Videos will be available to stream and download from this page as they become available.
Currently available in the #PWNCares series:
#1. Living & Loving Well with HIV (released Oct. 23, 2017), featuring Tiommi Luckett, Venita Ray and Teresa Sullivan. Women living with HIV experience intimate partner violence (IPV) at twice the rate of women in the general population, and women in abusive relationships are 48% more likely to acquire HIV. Hear from survivors of intimate partner violence and HIV and explore the intersections of HIV, IPV and structural violence. Watch below and visit this page for a downloadable version and more resources:
#2. Undetectable=Untransmittable (released November 28, 2017), featuring Stacy Jennings, Shyronn Jones and Tiommi Luckett. Did you know that a person living with HIV who maintains an undetectable viral load through adherence to their prescribed medications CANNOT transmit HIV to their sexual partners–even without condoms? This changes everything. Undetectable=untransmittable (U=U) can and should change the way we think about health, prevention, transmission risk, intimacy, sex, reproductive options and more. Yet far too many people living with HIV are still not being told by their health care providers, including HIV specialists, what the top HIV researchers have known for years. In the video, you will meet Stacy, Shyronn and Tiommi, all women living with HIV, as they share what U=U has meant for them and how it has changed the way they look at HIV, relationships and themselves.
Watch below and visit this page for a downloadable version and more resources:
More About #PWNCares, an Interactive Multimedia Series by and for Women Living with HIV
The new initiative, featuring a series of short videos in which real women living with HIV address important topics, followed by virtual coffee table chats offering real-time conversation and Q&A, launched October 23Who should I tell?
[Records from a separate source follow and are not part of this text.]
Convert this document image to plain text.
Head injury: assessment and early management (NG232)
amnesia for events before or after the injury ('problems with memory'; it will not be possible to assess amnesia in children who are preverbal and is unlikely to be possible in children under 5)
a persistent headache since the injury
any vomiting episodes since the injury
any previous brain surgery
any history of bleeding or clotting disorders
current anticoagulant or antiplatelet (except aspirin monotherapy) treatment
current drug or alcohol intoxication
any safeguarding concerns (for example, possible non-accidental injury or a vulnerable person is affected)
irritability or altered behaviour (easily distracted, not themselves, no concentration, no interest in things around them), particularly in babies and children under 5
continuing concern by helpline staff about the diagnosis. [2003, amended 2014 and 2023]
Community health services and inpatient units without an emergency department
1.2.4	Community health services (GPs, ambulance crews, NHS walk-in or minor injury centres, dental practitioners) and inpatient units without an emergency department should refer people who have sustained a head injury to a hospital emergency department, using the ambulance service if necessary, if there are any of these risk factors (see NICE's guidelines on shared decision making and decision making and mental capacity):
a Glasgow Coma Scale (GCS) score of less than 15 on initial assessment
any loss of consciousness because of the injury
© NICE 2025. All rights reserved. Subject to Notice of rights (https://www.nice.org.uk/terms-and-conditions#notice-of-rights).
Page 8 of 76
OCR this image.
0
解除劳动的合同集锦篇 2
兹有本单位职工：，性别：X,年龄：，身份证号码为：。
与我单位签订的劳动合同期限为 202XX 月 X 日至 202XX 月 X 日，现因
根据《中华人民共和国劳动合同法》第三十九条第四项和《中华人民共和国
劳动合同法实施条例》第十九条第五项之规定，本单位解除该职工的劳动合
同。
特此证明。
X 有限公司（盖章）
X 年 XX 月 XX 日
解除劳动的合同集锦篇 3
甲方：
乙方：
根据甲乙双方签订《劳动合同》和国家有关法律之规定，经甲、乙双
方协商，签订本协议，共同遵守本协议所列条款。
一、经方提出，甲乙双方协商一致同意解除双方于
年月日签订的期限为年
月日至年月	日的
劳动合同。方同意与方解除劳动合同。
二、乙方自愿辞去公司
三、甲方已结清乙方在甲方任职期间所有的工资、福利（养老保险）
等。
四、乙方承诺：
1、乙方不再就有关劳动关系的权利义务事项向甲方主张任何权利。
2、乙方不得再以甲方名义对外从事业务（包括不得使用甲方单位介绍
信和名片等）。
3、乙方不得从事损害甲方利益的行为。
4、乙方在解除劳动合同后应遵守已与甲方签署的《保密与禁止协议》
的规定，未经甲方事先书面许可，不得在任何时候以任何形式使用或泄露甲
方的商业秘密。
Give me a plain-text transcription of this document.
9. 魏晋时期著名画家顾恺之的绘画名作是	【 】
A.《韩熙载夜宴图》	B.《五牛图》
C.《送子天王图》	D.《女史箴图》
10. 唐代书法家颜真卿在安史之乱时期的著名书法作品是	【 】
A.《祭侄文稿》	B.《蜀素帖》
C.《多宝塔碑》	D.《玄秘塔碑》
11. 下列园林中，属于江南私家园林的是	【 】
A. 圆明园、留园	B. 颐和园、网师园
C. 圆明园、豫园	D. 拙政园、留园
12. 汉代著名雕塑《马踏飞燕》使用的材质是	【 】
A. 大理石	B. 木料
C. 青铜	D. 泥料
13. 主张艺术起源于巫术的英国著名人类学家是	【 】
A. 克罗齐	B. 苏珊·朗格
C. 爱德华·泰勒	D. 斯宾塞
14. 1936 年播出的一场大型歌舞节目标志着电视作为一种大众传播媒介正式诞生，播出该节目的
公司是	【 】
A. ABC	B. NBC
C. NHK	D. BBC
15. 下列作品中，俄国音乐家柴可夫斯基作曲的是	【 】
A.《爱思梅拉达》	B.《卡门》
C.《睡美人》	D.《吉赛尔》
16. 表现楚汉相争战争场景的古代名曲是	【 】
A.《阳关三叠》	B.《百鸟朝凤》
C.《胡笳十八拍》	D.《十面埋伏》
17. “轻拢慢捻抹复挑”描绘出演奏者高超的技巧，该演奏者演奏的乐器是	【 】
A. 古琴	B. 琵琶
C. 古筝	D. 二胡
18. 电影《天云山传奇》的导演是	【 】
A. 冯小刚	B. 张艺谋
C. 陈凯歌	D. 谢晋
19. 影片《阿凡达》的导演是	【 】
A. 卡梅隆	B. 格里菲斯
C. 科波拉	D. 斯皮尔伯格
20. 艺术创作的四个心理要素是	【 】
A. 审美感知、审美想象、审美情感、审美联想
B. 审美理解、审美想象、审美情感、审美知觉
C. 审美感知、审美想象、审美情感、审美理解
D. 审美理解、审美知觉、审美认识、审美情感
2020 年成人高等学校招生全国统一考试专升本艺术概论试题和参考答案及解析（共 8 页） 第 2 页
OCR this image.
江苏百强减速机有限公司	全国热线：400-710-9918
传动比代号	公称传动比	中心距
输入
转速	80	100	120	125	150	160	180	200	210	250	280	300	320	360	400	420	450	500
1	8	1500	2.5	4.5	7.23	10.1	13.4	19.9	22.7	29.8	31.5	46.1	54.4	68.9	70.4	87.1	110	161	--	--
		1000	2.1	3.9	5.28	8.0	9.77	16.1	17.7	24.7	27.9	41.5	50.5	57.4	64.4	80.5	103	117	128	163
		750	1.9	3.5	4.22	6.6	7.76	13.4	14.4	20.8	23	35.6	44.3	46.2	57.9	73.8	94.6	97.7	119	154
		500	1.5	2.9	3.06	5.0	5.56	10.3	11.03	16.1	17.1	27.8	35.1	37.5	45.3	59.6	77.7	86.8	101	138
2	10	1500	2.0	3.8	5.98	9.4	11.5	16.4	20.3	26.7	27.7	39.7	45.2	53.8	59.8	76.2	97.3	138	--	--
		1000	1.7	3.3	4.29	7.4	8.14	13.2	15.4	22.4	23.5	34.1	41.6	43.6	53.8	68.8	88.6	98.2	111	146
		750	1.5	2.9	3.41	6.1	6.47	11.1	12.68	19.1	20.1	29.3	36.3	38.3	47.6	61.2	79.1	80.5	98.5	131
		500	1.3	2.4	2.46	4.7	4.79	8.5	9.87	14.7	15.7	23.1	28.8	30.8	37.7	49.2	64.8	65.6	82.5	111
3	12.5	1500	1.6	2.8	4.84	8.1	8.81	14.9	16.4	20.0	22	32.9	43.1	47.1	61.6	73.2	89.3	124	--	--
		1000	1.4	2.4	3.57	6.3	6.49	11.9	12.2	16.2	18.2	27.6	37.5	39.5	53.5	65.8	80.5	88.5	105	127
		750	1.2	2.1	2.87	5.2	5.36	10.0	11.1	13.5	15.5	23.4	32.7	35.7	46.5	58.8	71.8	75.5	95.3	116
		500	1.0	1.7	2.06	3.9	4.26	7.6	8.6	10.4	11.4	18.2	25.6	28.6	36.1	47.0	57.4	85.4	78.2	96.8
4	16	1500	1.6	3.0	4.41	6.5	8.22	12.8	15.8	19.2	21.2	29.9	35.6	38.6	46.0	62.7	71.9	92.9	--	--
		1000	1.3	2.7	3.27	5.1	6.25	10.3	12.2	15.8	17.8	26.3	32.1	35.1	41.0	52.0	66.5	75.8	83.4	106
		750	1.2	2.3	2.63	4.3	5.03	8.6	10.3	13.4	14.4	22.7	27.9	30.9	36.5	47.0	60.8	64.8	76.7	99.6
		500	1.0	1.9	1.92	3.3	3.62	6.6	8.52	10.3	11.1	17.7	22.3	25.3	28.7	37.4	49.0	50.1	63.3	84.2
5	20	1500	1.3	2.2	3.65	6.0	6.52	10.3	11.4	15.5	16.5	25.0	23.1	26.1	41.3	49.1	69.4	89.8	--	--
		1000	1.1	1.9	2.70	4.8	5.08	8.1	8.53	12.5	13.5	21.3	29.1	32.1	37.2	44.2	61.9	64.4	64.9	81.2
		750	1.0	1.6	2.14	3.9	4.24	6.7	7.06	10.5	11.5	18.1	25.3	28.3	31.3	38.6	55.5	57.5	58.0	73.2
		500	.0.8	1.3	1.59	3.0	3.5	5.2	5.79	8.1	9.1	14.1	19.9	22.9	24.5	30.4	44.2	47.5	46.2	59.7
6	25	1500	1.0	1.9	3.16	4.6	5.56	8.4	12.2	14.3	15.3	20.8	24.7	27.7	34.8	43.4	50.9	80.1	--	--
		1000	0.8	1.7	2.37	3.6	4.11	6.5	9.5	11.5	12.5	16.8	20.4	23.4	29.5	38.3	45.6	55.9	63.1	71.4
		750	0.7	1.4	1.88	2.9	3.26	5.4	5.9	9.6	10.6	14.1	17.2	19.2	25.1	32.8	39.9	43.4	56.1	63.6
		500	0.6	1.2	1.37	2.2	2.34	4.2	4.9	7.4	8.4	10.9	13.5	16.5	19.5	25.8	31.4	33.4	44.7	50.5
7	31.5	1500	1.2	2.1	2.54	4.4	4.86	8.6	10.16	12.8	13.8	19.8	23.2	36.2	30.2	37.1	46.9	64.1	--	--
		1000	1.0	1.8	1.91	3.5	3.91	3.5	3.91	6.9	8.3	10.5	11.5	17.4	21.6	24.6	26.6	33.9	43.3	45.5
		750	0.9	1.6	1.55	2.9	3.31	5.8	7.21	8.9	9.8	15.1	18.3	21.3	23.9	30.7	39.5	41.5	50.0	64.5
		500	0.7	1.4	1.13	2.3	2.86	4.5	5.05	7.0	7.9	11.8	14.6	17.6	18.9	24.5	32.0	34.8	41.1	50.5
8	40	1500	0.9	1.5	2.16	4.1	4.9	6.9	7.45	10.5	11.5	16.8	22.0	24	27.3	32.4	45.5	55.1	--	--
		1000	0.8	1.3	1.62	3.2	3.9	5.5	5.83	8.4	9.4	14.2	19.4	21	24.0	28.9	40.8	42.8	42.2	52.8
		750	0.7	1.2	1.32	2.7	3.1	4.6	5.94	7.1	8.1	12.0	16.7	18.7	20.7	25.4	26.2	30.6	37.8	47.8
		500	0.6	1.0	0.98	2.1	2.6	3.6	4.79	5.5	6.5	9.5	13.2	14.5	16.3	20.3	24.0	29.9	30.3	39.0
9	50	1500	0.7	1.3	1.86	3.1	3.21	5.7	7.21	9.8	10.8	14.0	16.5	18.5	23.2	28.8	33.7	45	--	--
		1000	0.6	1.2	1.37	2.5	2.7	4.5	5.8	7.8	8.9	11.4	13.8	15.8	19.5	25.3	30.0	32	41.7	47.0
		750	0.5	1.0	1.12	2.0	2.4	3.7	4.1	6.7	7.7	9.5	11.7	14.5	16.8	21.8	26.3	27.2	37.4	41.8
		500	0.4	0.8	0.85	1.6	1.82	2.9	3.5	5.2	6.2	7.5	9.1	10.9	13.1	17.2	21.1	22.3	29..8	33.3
How is my life going to change? Can I still have children? What does this mean for dating? An HIV diagnosis leads to hundreds of questions that cannot be answered by a prescription alone. With a generous Positive Action for Women grant from ViiV Healthcare, Positive Women’s Network – USA, the premiere membership organization of women living with HIV in the U.S., is combining the wisdom and expertise that come from lived experience with multimedia technology to connect and support recently diagnosed and/or isolated women living with HIV as they seek answers through our new project, #PWNCares.
In a series of short videos, women with HIV, including women of trans experience, share their experiences, wisdom they have learned through years of living with the virus and encouragement for women who are struggling with their diagnosis.
Following release of each video, the stars of each film will also lead web-based “coffee table conversations” where they can talk directly to participants online. Participants will be able to ask questions confidentially, share concerns, get advice from peers, and find support and resources to help them move forward.
The videos, which will be available on YouTube as well as in a downloadable format through PWN-USA’s website, will be accompanied by a discussion guide for use in support groups or educational settings. PWN-USA will be working with media partners, AIDS service organizations, medical providers, and community-based organizations to disseminate the series and reach women who can most benefit from it.
“As peer-led services for people with HIV are disappearing, we are thrilled to launch #PWN Cares, which will fill a critical gap: supporting women living with HIV during moments of isolation,” said Naina Khanna, executive director of PWN-USA. “Feeling alone is a major barrier to engagement and retention in care. Many women, especially outside of major urban centers, may not know any other women living with HIV. Our goal is to provide them the tools, knowledge and support they need to make healthy decisions for themselves and live life to the fullest – while also offering a pathway into a national community of women living with HIV.”
“I’m pleased to be able to share my experiences living in and getting out of an abusive relationship with other women living with HIV, in hopes that they may be able to recognize red flags early and avoid falling into the same trap,” said Venita Ray, who is featured in the first video. “I hope that the women living with HIV who watch the video and participate in the online conversation will walk away understanding that living with HIV does not make them any less entitled to a healthy, supportive relationship and intimacy than anyone else, or than they were before their diagnosis.”